Two days after Mauricio Macri's victory in Argentina, Uruguay's former president Jose Mujica wished Argentina the best with its new government, but also expressed fear about the 'institutional stability' of the country.
It's a difficult political scenario, it won't be simple, said Mujica in his daily radio program, in reference to business friendly Macri's victory, which also means the end of twelve uninterrupted years of Kirchnerism.
From the deepest of my heart I wish things in Argentina turn out positive, the best possible for its future government which the Argentine people have chosen, Mr. Macri, who takes office next 10 December.
Without giving further details, the former president said his wish has a 'double interest', for one, at least 300.000 Uruguayans live in Argentina and secondly if things work out for Argentina, this favors Uruguay, but when things go wrong, they end up bashing us on this side of the River.

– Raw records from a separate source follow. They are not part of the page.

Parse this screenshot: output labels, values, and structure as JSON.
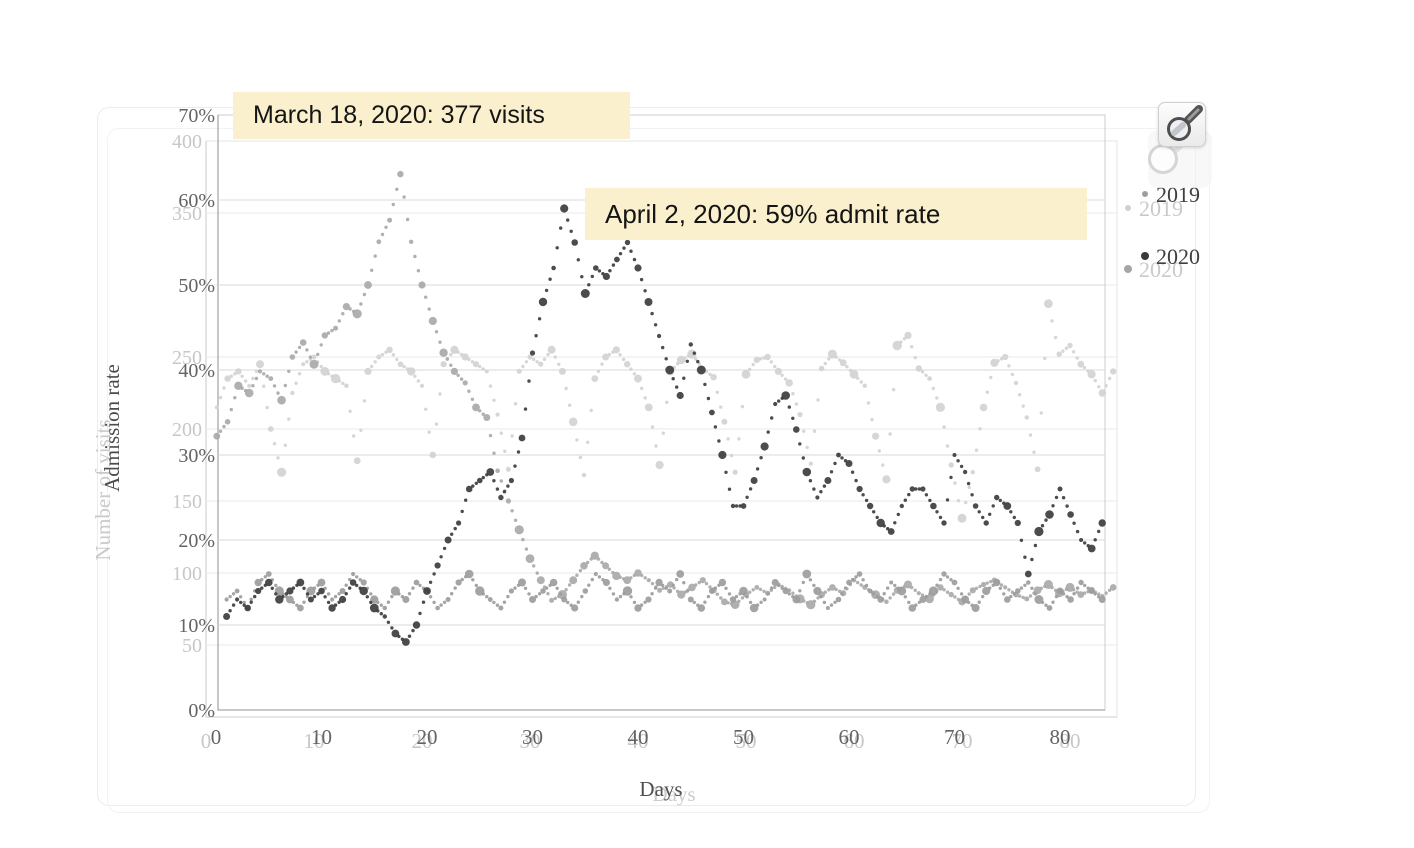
{
  "annotations": [
    {
      "text": "March 18, 2020: 377 visits",
      "bg": "#faf0cd"
    },
    {
      "text": "April 2, 2020: 59% admit rate",
      "bg": "#faf0cd"
    }
  ],
  "controls": {
    "zoom_button_icon": "magnifier"
  },
  "chart_data": [
    {
      "id": "visits",
      "type": "scatter",
      "title": "",
      "xlabel": "Days",
      "ylabel": "Number of visits",
      "xlim": [
        0,
        84
      ],
      "ylim": [
        0,
        400
      ],
      "grid": true,
      "legend_position": "right",
      "x_ticks": [
        0,
        10,
        20,
        30,
        40,
        50,
        60,
        70,
        80
      ],
      "y_ticks": [
        50,
        100,
        150,
        200,
        250,
        350,
        400
      ],
      "y_tick_labels": [
        "50",
        "100",
        "150",
        "200",
        "250",
        "350",
        "400"
      ],
      "y_grid_values": [
        50,
        100,
        150,
        200,
        250,
        300,
        350
      ],
      "legend": [
        {
          "label": "2019",
          "marker_color": "#d0d0d0"
        },
        {
          "label": "2020",
          "marker_color": "#a6a6a6"
        }
      ],
      "series": [
        {
          "name": "2019",
          "color": "#d2d2d2",
          "x_start": 1,
          "x_step": 1,
          "values": [
            215,
            235,
            240,
            230,
            245,
            200,
            170,
            225,
            245,
            250,
            240,
            235,
            230,
            178,
            240,
            250,
            255,
            245,
            240,
            230,
            182,
            245,
            255,
            250,
            245,
            240,
            210,
            172,
            240,
            250,
            245,
            255,
            240,
            205,
            168,
            235,
            250,
            255,
            245,
            235,
            215,
            175,
            240,
            248,
            252,
            242,
            236,
            205,
            170,
            238,
            248,
            250,
            240,
            232,
            210,
            176,
            242,
            252,
            246,
            238,
            230,
            195,
            165,
            258,
            265,
            242,
            235,
            215,
            175,
            138,
            170,
            215,
            246,
            250,
            232,
            208,
            172,
            287,
            252,
            258,
            245,
            238,
            225,
            240
          ]
        },
        {
          "name": "2020",
          "color": "#a9a9a9",
          "x_start": 1,
          "x_step": 1,
          "values": [
            195,
            205,
            230,
            225,
            240,
            235,
            220,
            250,
            260,
            245,
            265,
            270,
            285,
            280,
            300,
            330,
            345,
            377,
            330,
            300,
            275,
            253,
            240,
            232,
            215,
            208,
            171,
            150,
            130,
            110,
            95,
            81,
            85,
            95,
            105,
            112,
            105,
            98,
            95,
            100,
            95,
            88,
            92,
            85,
            90,
            95,
            88,
            80,
            78,
            85,
            90,
            86,
            92,
            88,
            82,
            78,
            85,
            90,
            86,
            95,
            90,
            85,
            80,
            88,
            92,
            86,
            82,
            90,
            85,
            80,
            88,
            92,
            95,
            90,
            85,
            82,
            88,
            92,
            86,
            90,
            85,
            88,
            84,
            90
          ]
        }
      ]
    },
    {
      "id": "rate",
      "type": "scatter",
      "title": "",
      "xlabel": "Days",
      "ylabel": "Admission rate",
      "xlim": [
        0,
        84
      ],
      "ylim": [
        0,
        70
      ],
      "grid": true,
      "legend_position": "right",
      "x_ticks": [
        0,
        10,
        20,
        30,
        40,
        50,
        60,
        70,
        80
      ],
      "y_ticks": [
        0,
        10,
        20,
        30,
        40,
        50,
        60,
        70
      ],
      "y_tick_labels": [
        "0%",
        "10%",
        "20%",
        "30%",
        "40%",
        "50%",
        "60%",
        "70%"
      ],
      "y_grid_values": [
        10,
        20,
        30,
        40,
        50,
        60
      ],
      "legend": [
        {
          "label": "2019",
          "marker_color": "#9e9e9e"
        },
        {
          "label": "2020",
          "marker_color": "#3a3a3a"
        }
      ],
      "series": [
        {
          "name": "2019",
          "color": "#9c9c9c",
          "x_start": 1,
          "x_step": 1,
          "values": [
            13,
            14,
            12,
            15,
            16,
            14,
            13,
            12,
            14,
            15,
            13,
            14,
            16,
            15,
            13,
            12,
            14,
            13,
            15,
            14,
            12,
            13,
            15,
            16,
            14,
            13,
            12,
            14,
            15,
            13,
            14,
            15,
            13,
            12,
            14,
            16,
            15,
            13,
            14,
            12,
            13,
            15,
            14,
            16,
            13,
            12,
            14,
            15,
            13,
            14,
            12,
            13,
            15,
            14,
            13,
            16,
            14,
            12,
            13,
            15,
            16,
            14,
            13,
            15,
            14,
            12,
            13,
            14,
            16,
            15,
            13,
            12,
            14,
            15,
            13,
            14,
            15,
            13,
            12,
            14,
            13,
            15,
            14,
            13
          ]
        },
        {
          "name": "2020",
          "color": "#3d3d3d",
          "x_start": 1,
          "x_step": 1,
          "values": [
            11,
            13,
            12,
            14,
            15,
            13,
            14,
            15,
            13,
            14,
            12,
            13,
            15,
            14,
            12,
            11,
            9,
            8,
            10,
            14,
            17,
            20,
            22,
            26,
            27,
            28,
            25,
            27,
            32,
            42,
            48,
            52,
            59,
            55,
            49,
            52,
            51,
            53,
            55,
            52,
            48,
            44,
            40,
            37,
            43,
            40,
            35,
            30,
            24,
            24,
            27,
            31,
            36,
            37,
            33,
            28,
            25,
            27,
            30,
            29,
            26,
            24,
            22,
            21,
            24,
            26,
            26,
            24,
            22,
            30,
            28,
            24,
            22,
            25,
            24,
            22,
            16,
            21,
            23,
            26,
            23,
            20,
            19,
            22
          ]
        }
      ]
    }
  ]
}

Mujica then recalled the fateful 2002, when the Argentine political, economic and social crisis, gobbled Uruguay, with its dreadful consequences which we still have around us.
The Uruguayan leader again mentioned his fears about institutional stability in Argentina, the good wishes would not be sincere if I don't also mention my fears, since it's not an easy game. He added that fears and mistrust were born out history.
Mujica then said that the final vote count was very close and tight, and I believe media have been too quick in jumping into conclusions about Macri's victory.
”The fellow (Macri) is not in office yet, he still has to name his ministers, let's wait a little before announcing conclusions.
Mujica also admitted having several clashes with president Cristina Fernandez, but emphatically denied she is an enemy.
The former president took time to make some comments about Macri's announced intention of demanding Mercosur imposes the 'democratic clause' on Maduro's Venezuela for violation of the right to free speech, jailing members of the opposition and media censoring and intimidation.
It's very easy to criticize Venezuela, but there are also many other places to criticize. In Asunción, Paraguay they killed four mayors and they are our neighbors.
Finally Mujica who is in his eighties, said in his radio program that he has no intention of running for the presidency again or for chairman of the ruling coalition, Broad Front, the little strength I have left will be dedicated to help renew our alliance.
Mujica's wife and current Senator Lucía Topolansky also spoke about Argentina and Venezuela, two issues that have exposed divisions inside Uruguay's ruling coalition.
President-elect Mauricio Macri will have to negotiate from the very first day as the ruling party won’t have the majority in the Congress, said Topolansky adding that Venezuela is not on the verge of an institutional breakdown to justify Macri’s eventual request to suspend the Maduro regime from the Mercosur trade bloc.
For the legislative process and the bills debated in Congress, he will have to count with the votes of both houses. We, in Uruguay, have a parliamentary majority. That was the heart of the question, and Macri does not” she added.
“Argentines will have to make an enormous effort for dialogue. Argentina is a very large and rich country, for Latin America and for the world,” underlined Toplansky. ”I hope they reach that understanding. It’s crucial Argentina does well.”
Finally the former First Lady ruled out any fraud possibilities in Venezuela’s upcoming parliamentary elections to be held on December 6.